The Houston-based nonprofit Children at Risk recently released its rankings for every public school in the state. The group used their own methodology which includes a number of factors including test scores, college entrance exam performance, attendance and graduation rates.
When it comes to Central Texas high schools, Austin ISD’s Liberal Arts and Science Academy (LASA) took the top spot. The East Austin campus happens to be in the same building as the school at the bottom of the list, AISD’s LBJ Early College High School.
LBJ is on the first floor and LASA is on the second, but they share athletics, fine arts and a mascot. Their seniors also graduated together last week, but parents and administrators say comparing the two is unfair.
“It is not apples to apples,” said Lisa Terrell whose son is a junior at LBJ. Her husband is also an assistant principal.
LBJ parents emphasize the campus is a traditional public school that takes transfers and students who live in the attendance zone.
“This school receives students from some very difficult backgrounds,” said Lisa Henry whose son is also a junior at LBJ.
LASA is a magnet school. Students must apply and go through a highly competitive selection process which I based on grades, test scores, teacher recommendations and their ability to pass a gifted and talented exam. Last school year, 550 students applied from across the world and only 330 got in.
But LASA’s principal Stacia Crescenzi says it’s not about one school being better than another – it’s about having choices to meet individual student needs.
“There are brilliant students at LBJ and they are doing amazing things,” said Crescenzi. “There are brilliant students at my campus and they are doing amazing things.”

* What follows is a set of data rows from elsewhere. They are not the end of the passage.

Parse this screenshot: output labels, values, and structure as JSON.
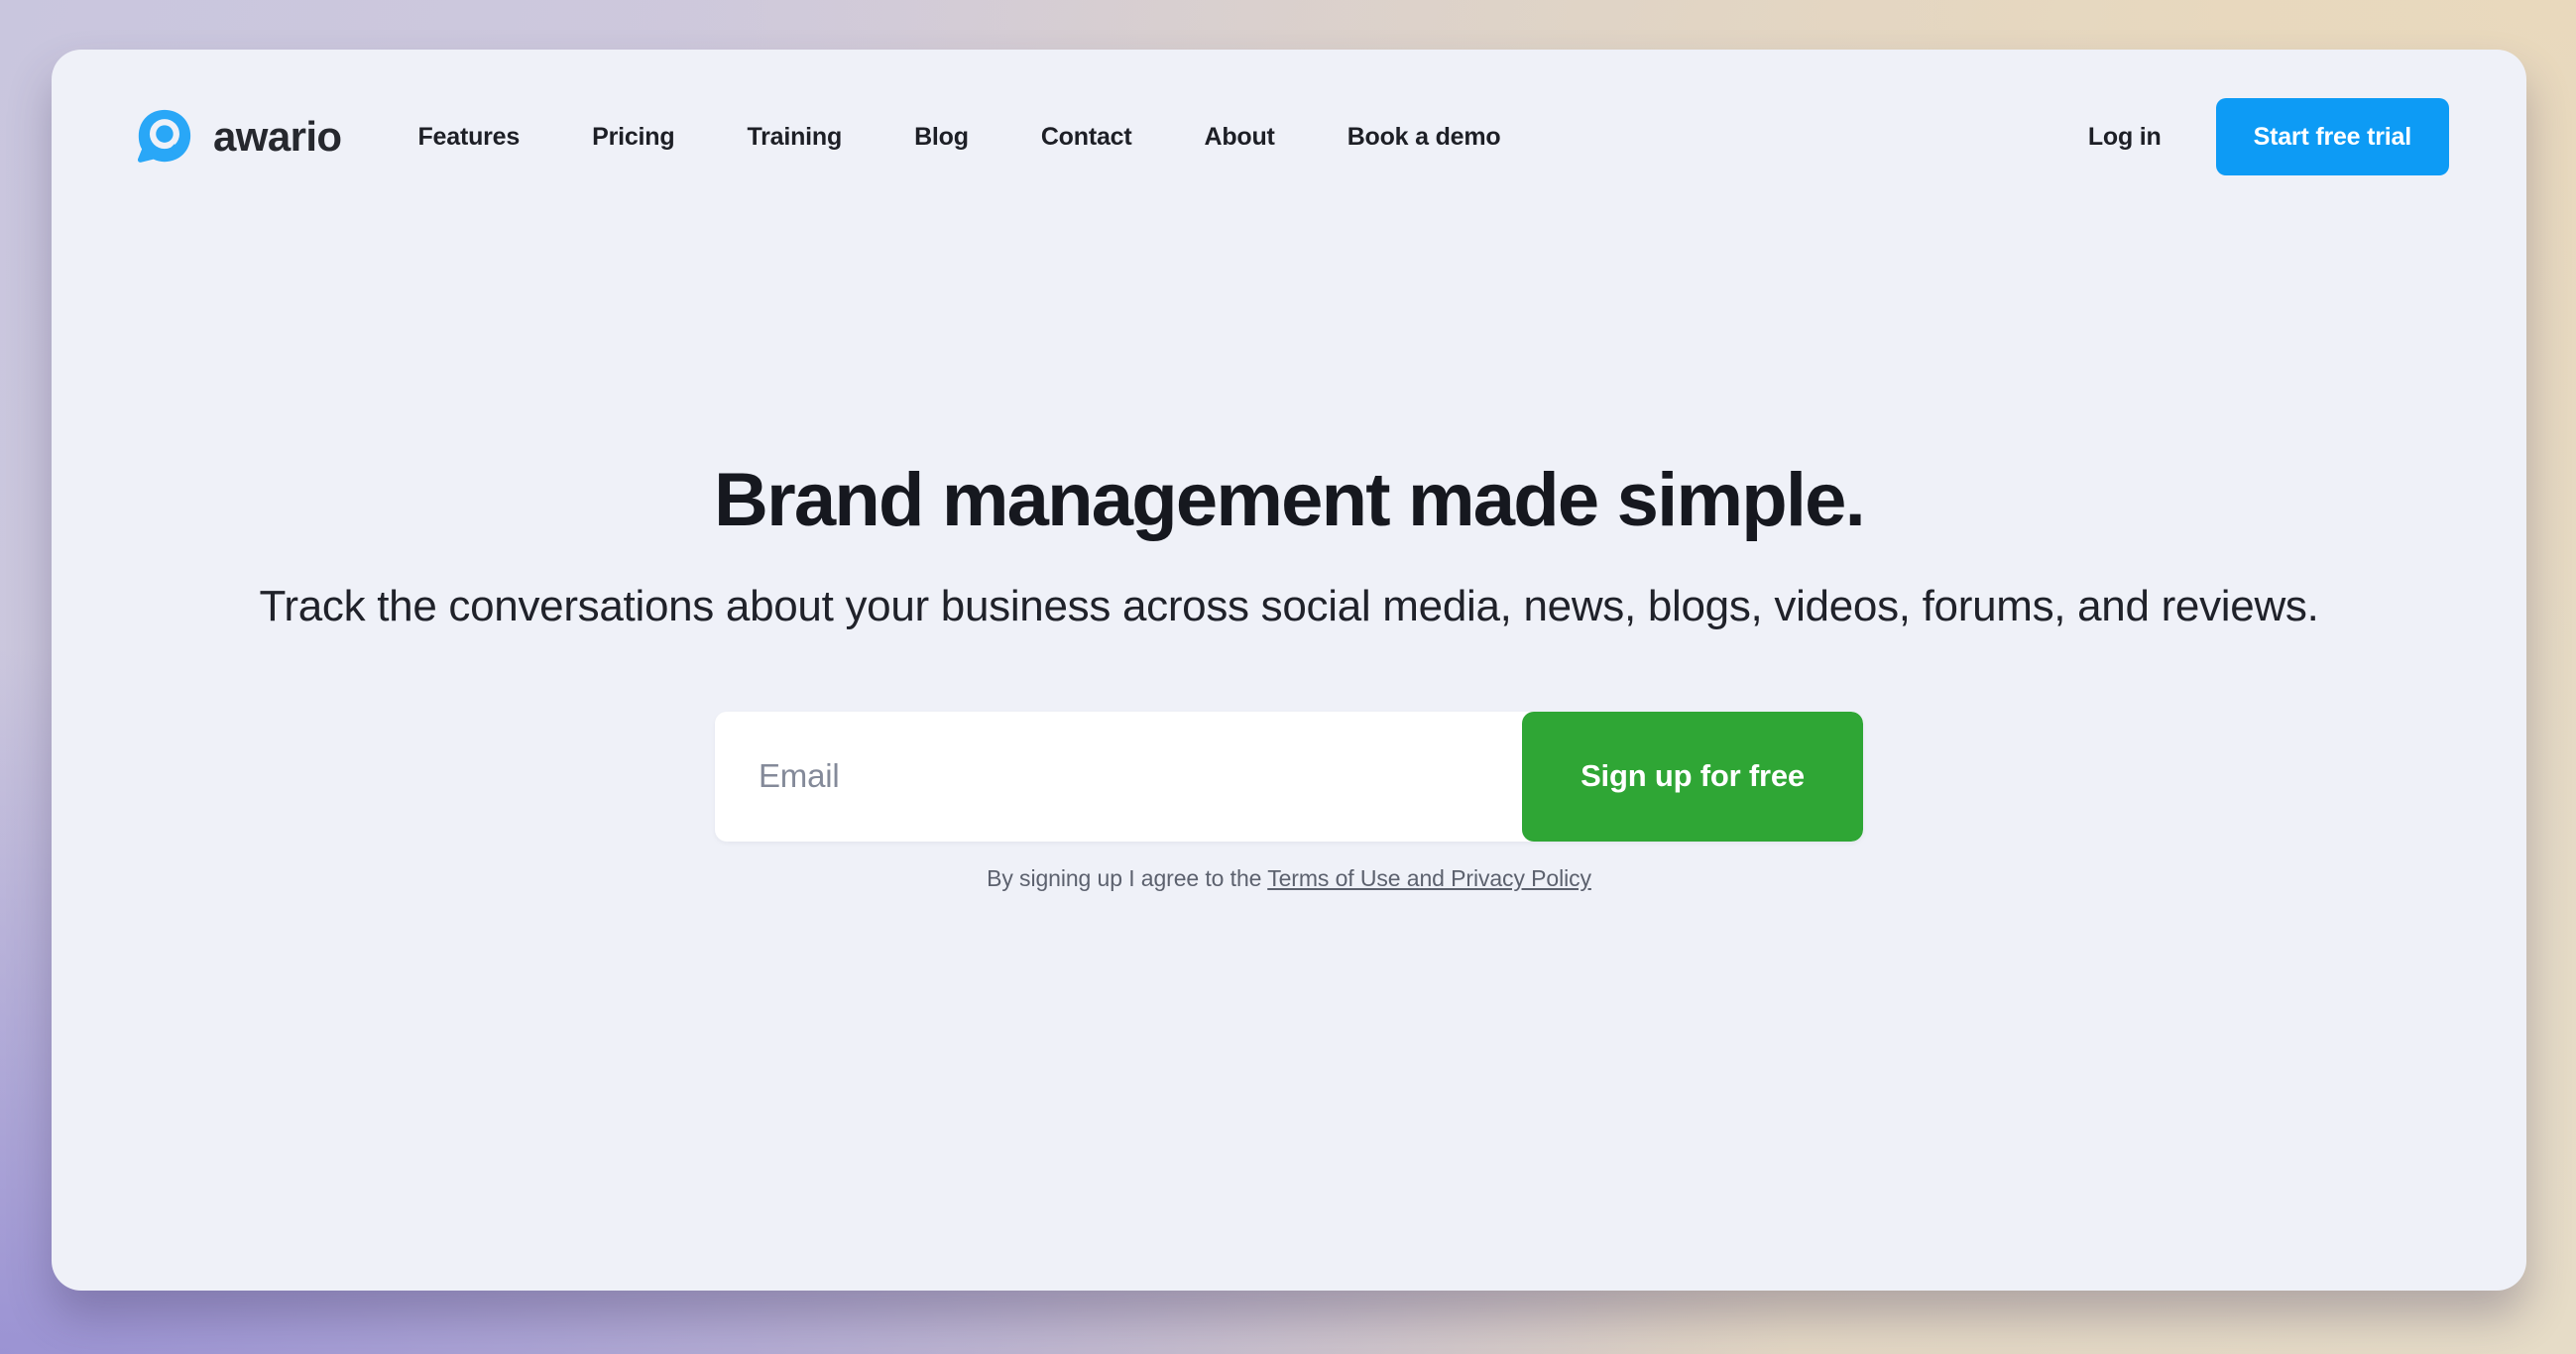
{
  "brand": {
    "name": "awario",
    "logo_icon": "awario-speech-bubble-search-logo",
    "accent_color": "#0d9bf5"
  },
  "header": {
    "nav": [
      {
        "label": "Features"
      },
      {
        "label": "Pricing"
      },
      {
        "label": "Training"
      },
      {
        "label": "Blog"
      },
      {
        "label": "Contact"
      },
      {
        "label": "About"
      },
      {
        "label": "Book a demo"
      }
    ],
    "login_label": "Log in",
    "cta_label": "Start free trial",
    "cta_color": "#0d9bf5"
  },
  "hero": {
    "title": "Brand management made simple.",
    "subtitle": "Track the conversations about your business across social media, news, blogs, videos, forums, and reviews."
  },
  "signup": {
    "email_placeholder": "Email",
    "email_value": "",
    "button_label": "Sign up for free",
    "button_color": "#2fa635",
    "terms_prefix": "By signing up I agree to the ",
    "terms_link": "Terms of Use and Privacy Policy"
  },
  "theme": {
    "card_background": "#eff1f8",
    "backdrop_left": "#9b93d3",
    "backdrop_right": "#e9d9bd",
    "text_color": "#16181f",
    "muted_text_color": "#5c616e"
  }
}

Despite LBJ’s low ranking, principal Sheila Henry says her campus is on the rebound.
“That data does not represent what’s going on inside this building,” said Henry. “I can tell you that.”
Henry said there is plenty to brag about starting with a growing number of students passing state end of course exams.
“100% [passing] in biology, 84 percent in US History,” said Henry. “We’re 76 percent [passing] in Algebra One – that’s up 20 percent from last year.”
Then there’s the early college program that is putting students like Omary Henry, 16, on track to graduate with an associate’s degree from Austin Community College.
“By age 21, 22 I will already have my master’s degree which is really young compared to a lot of my peers who don’t have this opportunity,” said Omary.
It is what sold his parents on the school.
“They have gone overboard to make sure this is a success and it is,” said Charles Henry, Omary’s father.
For Omary, his goal is more than getting ahead.
“I want to be an example saying, ‘hey you can do this. It’s not hard. All it requires is a little faith and hard work.”’
LBJ students must pass a college readiness exam to start taking college courses. When the program launched last year eight students met the readiness standards. By October, Henry said her campus had an additional 57 ninth graders eligible to start their college process. Right now, 14 students are on track to graduate with their associate’s degree next year.
The campus is now their own testing site for the college readiness exam and will be testing students during the summer and regularly during the school year.